When a Jewish girl reaches the age of 12 years, which according to Judaism is the age of maturity, she becomes responsible for herself under Jewish law. At this point in her life she becomes Bat Mitzvah ("daughter of the commandment").
Before Bat Mitzvah, all responsibility for the girl's actions lies with the parents. After Bat Mitzvah, she is privileged to participate in all aspects of Jewish community life and bear her own responsibility in the areas of Jewish ritual law, tradition, and ethics.
In Orthodox Judaism, women are not considered obliged to obey the same laws as men, so they do not have similar ceremonies as the Bar Mitzvah of the boys.
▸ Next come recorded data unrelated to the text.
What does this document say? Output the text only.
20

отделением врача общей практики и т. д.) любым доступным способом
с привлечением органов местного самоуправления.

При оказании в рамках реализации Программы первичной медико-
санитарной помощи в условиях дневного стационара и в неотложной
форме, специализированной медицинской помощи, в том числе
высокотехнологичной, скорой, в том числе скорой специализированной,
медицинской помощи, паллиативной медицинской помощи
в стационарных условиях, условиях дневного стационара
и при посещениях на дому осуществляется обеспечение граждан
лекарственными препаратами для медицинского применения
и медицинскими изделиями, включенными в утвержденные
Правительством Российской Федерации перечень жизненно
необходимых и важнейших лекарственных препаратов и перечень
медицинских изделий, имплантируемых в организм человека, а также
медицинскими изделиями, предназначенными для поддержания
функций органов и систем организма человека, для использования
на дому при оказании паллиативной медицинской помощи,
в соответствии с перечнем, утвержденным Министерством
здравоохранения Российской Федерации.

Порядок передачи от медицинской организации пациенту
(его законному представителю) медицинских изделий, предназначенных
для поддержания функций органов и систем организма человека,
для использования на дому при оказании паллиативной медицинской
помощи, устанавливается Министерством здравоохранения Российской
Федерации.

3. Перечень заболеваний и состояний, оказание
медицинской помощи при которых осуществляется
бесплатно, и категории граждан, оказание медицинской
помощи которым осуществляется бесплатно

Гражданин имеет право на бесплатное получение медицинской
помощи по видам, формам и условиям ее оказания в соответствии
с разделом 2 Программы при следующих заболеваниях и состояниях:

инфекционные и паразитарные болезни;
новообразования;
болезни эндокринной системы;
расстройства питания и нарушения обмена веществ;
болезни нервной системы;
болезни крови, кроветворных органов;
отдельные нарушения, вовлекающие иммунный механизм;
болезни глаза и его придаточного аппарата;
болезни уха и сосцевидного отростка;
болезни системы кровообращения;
In the Reform and Conservative Judaism there is no gender distinctions as far as the religious obligations. Today, non-orthodox Jews celebrate a girl's becoming Bat Mitzvah in the same way as a boy's becoming Bar Mitzvah.
Most Reform and Conservative synagogues have egalitarian participation in which women may read from the Torah and lead services. Conservative Judaism is pluralistic, and some synagogues are still concerned about the halakhic propriety of women reading the Torah portion to men.
The majority of Orthodox Judaism rejects the idea that a woman can read from the Torah or lead prayer services and has developed a less public way to mark this occasion. In some cases, Orthodox girls will lecture on a Jewish topic to mark their Bat Mitzvah.